CNN (“Portland mayor tear gassed after speaking with protesters on presence of federal agents“):
Mayor Ted Wheeler was tear gassed in downtown Portland early Thursday morning, according to video and posts on Twitter from a New York Times journalist.”It stings. It’s hard to breathe. I can tell you with 100% honesty I saw nothing that provoked this response,” Wheeler said to the Times camera. “I’m not afraid but I am pissed off.”
It’s unknown at this time who is responsible for deploying the tear gas and at this point, there is nothing to indicate the mayor was targeted. CNN has reached out to the mayor’s office for additional comment.
The video appeared to come after Wheeler joined crowds to listen to protesters and answer their questions after violent clashes between demonstrators and federal forces.
Wheeler addressed the presence of federal officers in his city who have been deployed by the Trump administration and are heavily opposed by local leaders across the state and nation. The President said the effort was to protect federal property, but protesters say the action itself has fueled the public’s outrage. Demonstrations in the city, many of which have been peaceful, have been ongoing for more than 50 days.”It is an unconstitutional occupation. The tactics that have been used by our federal officers are abhorrent. They did not act with probable cause, people are not being told, who they are being arrested by, and you’re been denied basic constitutional rights,” the mayor told the crowd.
The mayor’s comments come after the state’s US Attorney called for an investigation into why some protesters were taken by federal agents without badges and put into unmarked vehicles.
“That is a use of police force, federal police force for political ends,” Wheeler said. “That is not an acceptable solution anywhere in America,” the mayor told the crowd.”Some of the remarks from Wednesday’s crowd echoed each similar concerns.”I’ve been violated repeatedly, I’ve been shot with tear gas and munition, my body is bruised and swollen,” one protester who identified themselves as a high school administrator told the mayor. “I want to know what you’re going to do, to commit to me — as an educator committed to my community to make sure that my First Amendment right is upheld?”The mayor responded: “I will absolutely do everything in my power to go get rid of the federal troops and to reform the Portland Police Bureau. We need to do both.”
NYT (“Federal Officers Hit Portland Mayor With Tear Gas“) adds some perspective:
The mayor of Portland, Ted Wheeler, was left coughing and wincing in the middle of his own city Wednesday night after federal officers deployed tear gas into a crowd of protesters that Mr. Wheeler had joined outside the federal courthouse.

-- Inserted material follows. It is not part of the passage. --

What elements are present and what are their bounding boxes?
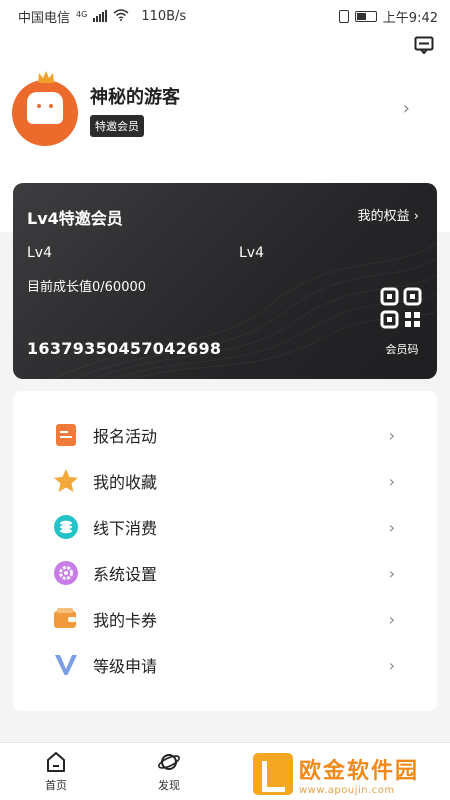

Mr. Wheeler, who scrambled to put on goggles while denouncing what he called the “urban warfare” tactic of the federal agents, said he was outraged by the use of tear gas and that it was only making protesters more angry.
“I’m not going to lie — it stings; it’s hard to breathe,” Mr. Wheeler said. ”And I can tell you with 100 percent honesty, I saw nothing which provoked this response.”
He called it an “egregious overreaction” on the part of the federal officers, and not a de-escalation strategy.
“It’s got to stop now,” he declared.
But the Democratic mayor, 57, has also long been the target of Portland protesters infuriated by the city police’s own use of tear gas, which was persistent until a federal judge ordered the city to use it only when there was a safety issue. As Mr. Wheeler went through the crowds on Wednesday, some threw objects in his direction, and others called for his resignation, chanting, “Tear Gas Teddy.”
After a large wave of tear gas sent Mr. Wheeler away from the scene, some protesters mocked him, asking how it felt. Mr. Wheeler said that joining the protesters at the front of the line was just one way he was going to try to rid the city of the federal tactical teams.
In an actual riot situation, tear gas is preferable to the alternatives: allowing the rioters to harm others or destroy property on the one hand or using deadly force on the other. But police, at both the state and local and now the federal level are abusing this tool, escalating the situation rather than controlling it.
Citizens have a right to peaceably assemble to express their grievances to their public officials. That certainly includes the right to protest the police.